Since the outbreak, the spread of the disease exploded and then began to slow, but it is still not finished in West Africa. But Ismail Ould Cheikh Ahmed, the head of the United Nations' Ebola mission, believes the outbreak could be gone by the end of August. Cheikh says that the initial efforts of the U.N. were slowed due to both "arrogance" and a "lack of knowledge," but believes they have learned valuable lessons from these mistakes.
"We have been running away from giving any specific date, but I am pretty sure myself that it will be gone by the summer," he says.

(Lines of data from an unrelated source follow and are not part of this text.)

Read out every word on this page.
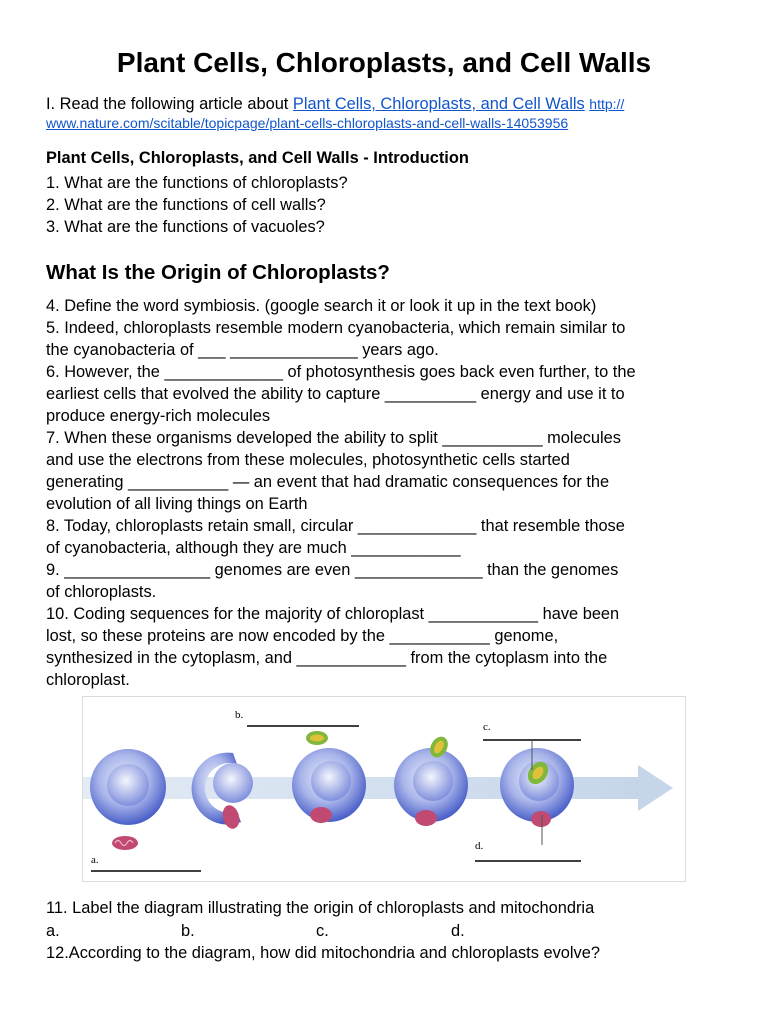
Plant Cells, Chloroplasts, and Cell Walls
I. Read the following article about Plant Cells, Chloroplasts, and Cell Walls http://
www.nature.com/scitable/topicpage/plant-cells-chloroplasts-and-cell-walls-14053956
Plant Cells, Chloroplasts, and Cell Walls - Introduction
1. What are the functions of chloroplasts?
2. What are the functions of cell walls?
3. What are the functions of vacuoles?
What Is the Origin of Chloroplasts?
4. Define the word symbiosis. (google search it or look it up in the text book)
5. Indeed, chloroplasts resemble modern cyanobacteria, which remain similar to
the cyanobacteria of ___ ______________ years ago.
6. However, the _____________ of photosynthesis goes back even further, to the
earliest cells that evolved the ability to capture __________ energy and use it to
produce energy-rich molecules
7. When these organisms developed the ability to split ___________ molecules
and use the electrons from these molecules, photosynthetic cells started
generating ___________ — an event that had dramatic consequences for the
evolution of all living things on Earth
8. Today, chloroplasts retain small, circular _____________ that resemble those
of cyanobacteria, although they are much ____________
9. ________________ genomes are even ______________ than the genomes
of chloroplasts.
10. Coding sequences for the majority of chloroplast ____________ have been
lost, so these proteins are now encoded by the ___________ genome,
synthesized in the cytoplasm, and ____________ from the cytoplasm into the
chloroplast.
b.
c.
d.
a.
11. Label the diagram illustrating the origin of chloroplasts and mitochondria
a.	b.	c.	d.
12.According to the diagram, how did mitochondria and chloroplasts evolve?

This prediction follows the disappointing news that Liberia has discovered a new case of the disease, ending its streak of no new cases that began on March 5. Officials are still unsure how this latest patient developed the virus. The World Health Organization requires 42 days or twice the incubation period of the virus before it will declare a country free of it.
Still, the fact that Liberia was able to go so long without a new case demonstrates the success of the sustained efforts in fighting the disease. Currently, Ebola has claimed the lives of more than 4,200 people in Liberia.

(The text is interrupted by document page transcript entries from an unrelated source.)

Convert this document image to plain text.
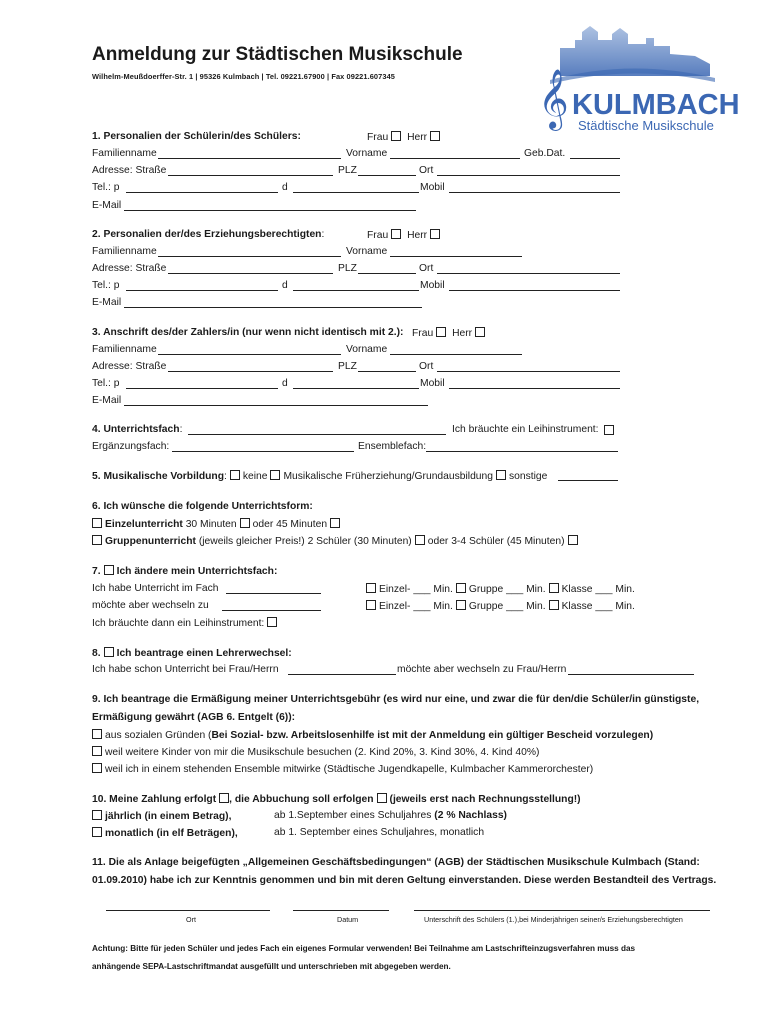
Anmeldung zur Städtischen Musikschule
Wilhelm-Meußdoerffer-Str. 1 | 95326 Kulmbach | Tel. 09221.67900 | Fax 09221.607345	𝄞 KULMBACH
Städtische Musikschule
1. Personalien der Schülerin/des Schülers:	Frau Herr
Familienname	Vorname	Geb.Dat.
Adresse: Straße	PLZ	Ort
Tel.: p	d	Mobil
E-Mail
2. Personalien der/des Erziehungsberechtigten:	Frau Herr
Familienname	Vorname
Adresse: Straße	PLZ	Ort
Tel.: p	d	Mobil
E-Mail
3. Anschrift des/der Zahlers/in (nur wenn nicht identisch mit 2.): Frau Herr
Familienname	Vorname
Adresse: Straße	PLZ	Ort
Tel.: p	d	Mobil
E-Mail
4. Unterrichtsfach:	Ich bräuchte ein Leihinstrument:
Ergänzungsfach:	Ensemblefach:
5. Musikalische Vorbildung: keine Musikalische Früherziehung/Grundausbildung sonstige
6. Ich wünsche die folgende Unterrichtsform:
Einzelunterricht 30 Minuten oder 45 Minuten
Gruppenunterricht (jeweils gleicher Preis!) 2 Schüler (30 Minuten) oder 3-4 Schüler (45 Minuten)
7. Ich ändere mein Unterrichtsfach:
Ich habe Unterricht im Fach
möchte aber wechseln zu
Einzel- ___ Min. Gruppe ___ Min. Klasse ___ Min.
Einzel- ___ Min. Gruppe ___ Min. Klasse ___ Min.
Ich bräuchte dann ein Leihinstrument:
8. Ich beantrage einen Lehrerwechsel:
Ich habe schon Unterricht bei Frau/Herrn	möchte aber wechseln zu Frau/Herrn
9. Ich beantrage die Ermäßigung meiner Unterrichtsgebühr (es wird nur eine, und zwar die für den/die Schüler/in günstigste,
Ermäßigung gewährt (AGB 6. Entgelt (6)):
aus sozialen Gründen (Bei Sozial- bzw. Arbeitslosenhilfe ist mit der Anmeldung ein gültiger Bescheid vorzulegen)
weil weitere Kinder von mir die Musikschule besuchen (2. Kind 20%, 3. Kind 30%, 4. Kind 40%)
weil ich in einem stehenden Ensemble mitwirke (Städtische Jugendkapelle, Kulmbacher Kammerorchester)
10. Meine Zahlung erfolgt , die Abbuchung soll erfolgen (jeweils erst nach Rechnungsstellung!)
jährlich (in einem Betrag),	ab 1.September eines Schuljahres (2 % Nachlass)
monatlich (in elf Beträgen),	ab 1. September eines Schuljahres, monatlich
11. Die als Anlage beigefügten „Allgemeinen Geschäftsbedingungen“ (AGB) der Städtischen Musikschule Kulmbach (Stand:
01.09.2010) habe ich zur Kenntnis genommen und bin mit deren Geltung einverstanden. Diese werden Bestandteil des Vertrags.
Ort	Datum	Unterschrift des Schülers (1.),bei Minderjährigen seiner/s Erziehungsberechtigten
Achtung: Bitte für jeden Schüler und jedes Fach ein eigenes Formular verwenden! Bei Teilnahme am Lastschrifteinzugsverfahren muss das
anhängende SEPA-Lastschriftmandat ausgefüllt und unterschrieben mit abgegeben werden.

Although western countries such as the United States had several cases of Ebola from the epidemic, Liberia, Guinea and Sierra Leone bore the worst of it and it has yet to release West Africa. In Sierra Leone, President Ernest Bai Koroma said he planned to slow the transmission of the virus with a series of lockdowns in April.
This isn't the first time countries have tried lockdowns and in many ways they remain controversial. While the government maintains they are necessary to stop the spread of the virus groups such as Doctors Without Borders have questioned their effectiveness.

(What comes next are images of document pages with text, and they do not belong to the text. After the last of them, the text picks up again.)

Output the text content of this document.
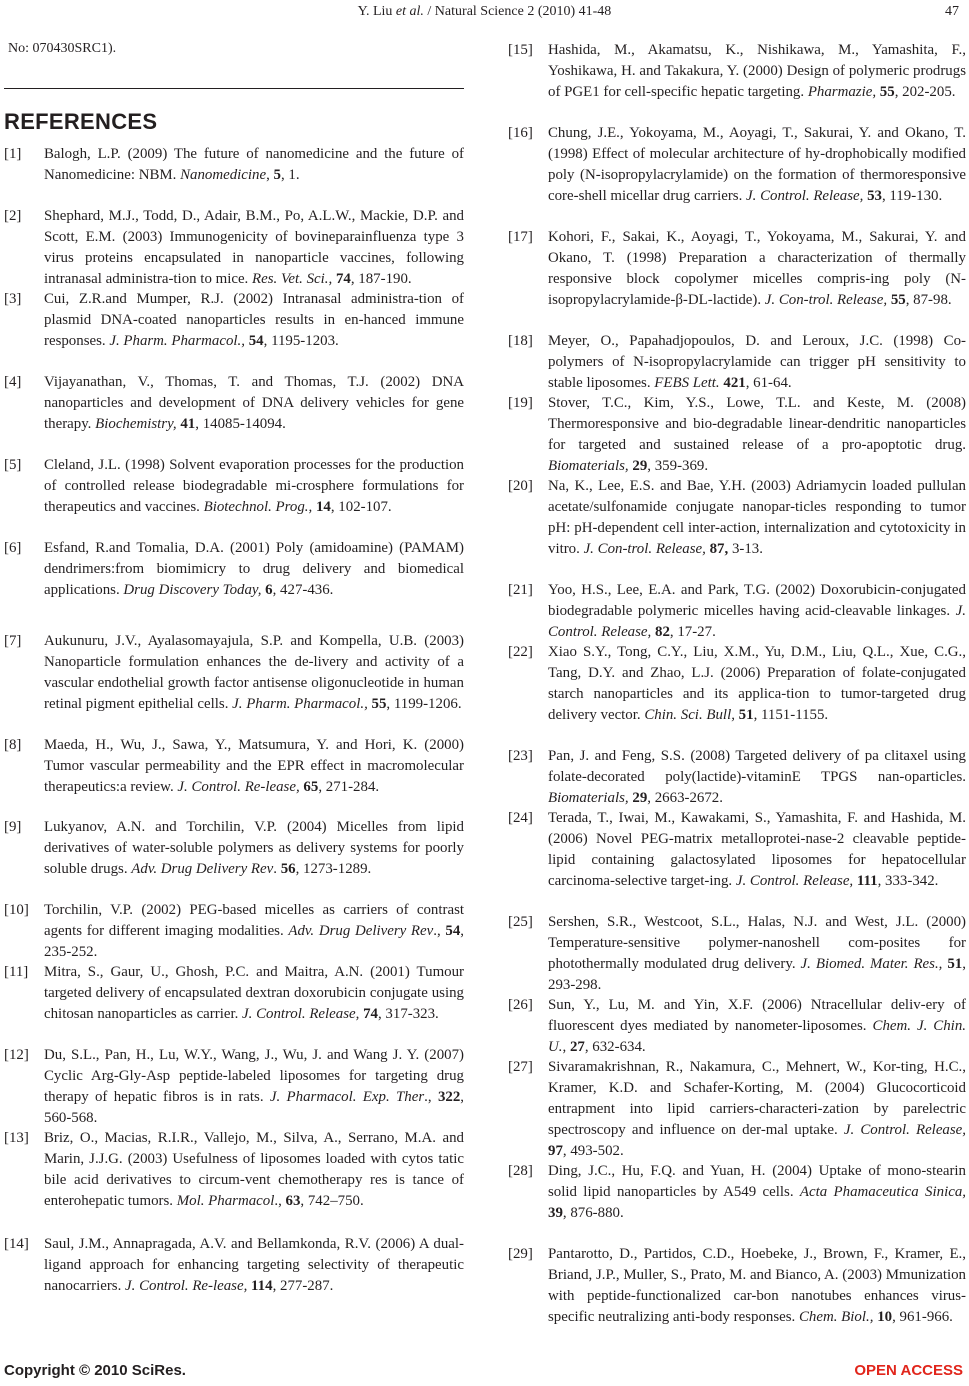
Y. Liu et al. / Natural Science 2 (2010) 41-48	47
No: 070430SRC1).
REFERENCES
[1]	Balogh, L.P. (2009) The future of nanomedicine and the future of Nanomedicine: NBM. Nanomedicine, 5, 1.
[2]	Shephard, M.J., Todd, D., Adair, B.M., Po, A.L.W., Mackie, D.P. and Scott, E.M. (2003) Immunogenicity of bovineparainfluenza type 3 virus proteins encapsulated in nanoparticle vaccines, following intranasal administra-tion to mice. Res. Vet. Sci., 74, 187-190.
[3]	Cui, Z.R.and Mumper, R.J. (2002) Intranasal administra-tion of plasmid DNA-coated nanoparticles results in en-hanced immune responses. J. Pharm. Pharmacol., 54, 1195-1203.
[4]	Vijayanathan, V., Thomas, T. and Thomas, T.J. (2002) DNA nanoparticles and development of DNA delivery vehicles for gene therapy. Biochemistry, 41, 14085-14094.
[5]	Cleland, J.L. (1998) Solvent evaporation processes for the production of controlled release biodegradable mi-crosphere formulations for therapeutics and vaccines. Biotechnol. Prog., 14, 102-107.
[6]	Esfand, R.and Tomalia, D.A. (2001) Poly (amidoamine) (PAMAM) dendrimers:from biomimicry to drug delivery and biomedical applications. Drug Discovery Today, 6, 427-436.
[7]	Aukunuru, J.V., Ayalasomayajula, S.P. and Kompella, U.B. (2003) Nanoparticle formulation enhances the de-livery and activity of a vascular endothelial growth factor antisense oligonucleotide in human retinal pigment epithelial cells. J. Pharm. Pharmacol., 55, 1199-1206.
[8]	Maeda, H., Wu, J., Sawa, Y., Matsumura, Y. and Hori, K. (2000) Tumor vascular permeability and the EPR effect in macromolecular therapeutics:a review. J. Control. Re-lease, 65, 271-284.
[9]	Lukyanov, A.N. and Torchilin, V.P. (2004) Micelles from lipid derivatives of water-soluble polymers as delivery systems for poorly soluble drugs. Adv. Drug Delivery Rev. 56, 1273-1289.
[10]	Torchilin, V.P. (2002) PEG-based micelles as carriers of contrast agents for different imaging modalities. Adv. Drug Delivery Rev., 54, 235-252.
[11]	Mitra, S., Gaur, U., Ghosh, P.C. and Maitra, A.N. (2001) Tumour targeted delivery of encapsulated dextran doxorubicin conjugate using chitosan nanoparticles as carrier. J. Control. Release, 74, 317-323.
[12]	Du, S.L., Pan, H., Lu, W.Y., Wang, J., Wu, J. and Wang J. Y. (2007) Cyclic Arg-Gly-Asp peptide-labeled liposomes for targeting drug therapy of hepatic fibros is in rats. J. Pharmacol. Exp. Ther., 322, 560-568.
[13]	Briz, O., Macias, R.I.R., Vallejo, M., Silva, A., Serrano, M.A. and Marin, J.J.G. (2003) Usefulness of liposomes loaded with cytos tatic bile acid derivatives to circum-vent chemotherapy res is tance of enterohepatic tumors. Mol. Pharmacol., 63, 742–750.
[14]	Saul, J.M., Annapragada, A.V. and Bellamkonda, R.V. (2006) A dual-ligand approach for enhancing targeting selectivity of therapeutic nanocarriers. J. Control. Re-lease, 114, 277-287.
[15]	Hashida, M., Akamatsu, K., Nishikawa, M., Yamashita, F., Yoshikawa, H. and Takakura, Y. (2000) Design of polymeric prodrugs of PGE1 for cell-specific hepatic targeting. Pharmazie, 55, 202-205.
[16]	Chung, J.E., Yokoyama, M., Aoyagi, T., Sakurai, Y. and Okano, T. (1998) Effect of molecular architecture of hy-drophobically modified poly (N-isopropylacrylamide) on the formation of thermoresponsive core-shell micellar drug carriers. J. Control. Release, 53, 119-130.
[17]	Kohori, F., Sakai, K., Aoyagi, T., Yokoyama, M., Sakurai, Y. and Okano, T. (1998) Preparation a characterization of thermally responsive block copolymer micelles compris-ing poly (N-isopropylacrylamide-β-DL-lactide). J. Con-trol. Release, 55, 87-98.
[18]	Meyer, O., Papahadjopoulos, D. and Leroux, J.C. (1998) Co- polymers of N-isopropylacrylamide can trigger pH sensitivity to stable liposomes. FEBS Lett. 421, 61-64.
[19]	Stover, T.C., Kim, Y.S., Lowe, T.L. and Keste, M. (2008) Thermoresponsive and bio-degradable linear-dendritic nanoparticles for targeted and sustained release of a pro-apoptotic drug. Biomaterials, 29, 359-369.
[20]	Na, K., Lee, E.S. and Bae, Y.H. (2003) Adriamycin loaded pullulan acetate/sulfonamide conjugate nanopar-ticles responding to tumor pH: pH-dependent cell inter-action, internalization and cytotoxicity in vitro. J. Con-trol. Release, 87, 3-13.
[21]	Yoo, H.S., Lee, E.A. and Park, T.G. (2002) Doxorubicin-conjugated biodegradable polymeric micelles having acid-cleavable linkages. J. Control. Release, 82, 17-27.
[22]	Xiao S.Y., Tong, C.Y., Liu, X.M., Yu, D.M., Liu, Q.L., Xue, C.G., Tang, D.Y. and Zhao, L.J. (2006) Preparation of folate-conjugated starch nanoparticles and its applica-tion to tumor-targeted drug delivery vector. Chin. Sci. Bull, 51, 1151-1155.
[23]	Pan, J. and Feng, S.S. (2008) Targeted delivery of pa clitaxel using folate-decorated poly(lactide)-vitaminE TPGS nan-oparticles. Biomaterials, 29, 2663-2672.
[24]	Terada, T., Iwai, M., Kawakami, S., Yamashita, F. and Hashida, M. (2006) Novel PEG-matrix metalloprotei-nase-2 cleavable peptide-lipid containing galactosylated liposomes for hepatocellular carcinoma-selective target-ing. J. Control. Release, 111, 333-342.
[25]	Sershen, S.R., Westcoot, S.L., Halas, N.J. and West, J.L. (2000) Temperature-sensitive polymer-nanoshell com-posites for photothermally modulated drug delivery. J. Biomed. Mater. Res., 51, 293-298.
[26]	Sun, Y., Lu, M. and Yin, X.F. (2006) Ntracellular deliv-ery of fluorescent dyes mediated by nanometer-liposomes. Chem. J. Chin. U., 27, 632-634.
[27]	Sivaramakrishnan, R., Nakamura, C., Mehnert, W., Kor-ting, H.C., Kramer, K.D. and Schafer-Korting, M. (2004) Glucocorticoid entrapment into lipid carriers-characteri-zation by parelectric spectroscopy and influence on der-mal uptake. J. Control. Release, 97, 493-502.
[28]	Ding, J.C., Hu, F.Q. and Yuan, H. (2004) Uptake of mono-stearin solid lipid nanoparticles by A549 cells. Acta Phamaceutica Sinica, 39, 876-880.
[29]	Pantarotto, D., Partidos, C.D., Hoebeke, J., Brown, F., Kramer, E., Briand, J.P., Muller, S., Prato, M. and Bianco, A. (2003) Mmunization with peptide-functionalized car-bon nanotubes enhances virus-specific neutralizing anti-body responses. Chem. Biol., 10, 961-966.
Copyright © 2010 SciRes.	OPEN ACCESS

On Monday, Doctors Without Borders released a report to mark the anniversary of the outbreak. "The world at first ignored the calls for help and then belatedly decided to act," the report reads. "Meanwhile, months were wasted and lives were lost."
The group has noted that the death toll is largely unknown, because because "the resulting collapse of health services means that untreated malaria, complicated deliveries and car crashes will have multiplied the direct Ebola deaths many times over."
The report also accuses the governments of Sierra Leone and Guinea of being "initially very reluctant to recognize the severity of the outbreak," which had the effect of obstructing some early efforts to fight the outbreak. However, that initial reluctance is "far from unusual in outbreaks of Ebola - or indeed other dangerous infectious diseases," the report says. "There is often little appetite to immediately sound the alarm for fear of causing public panic."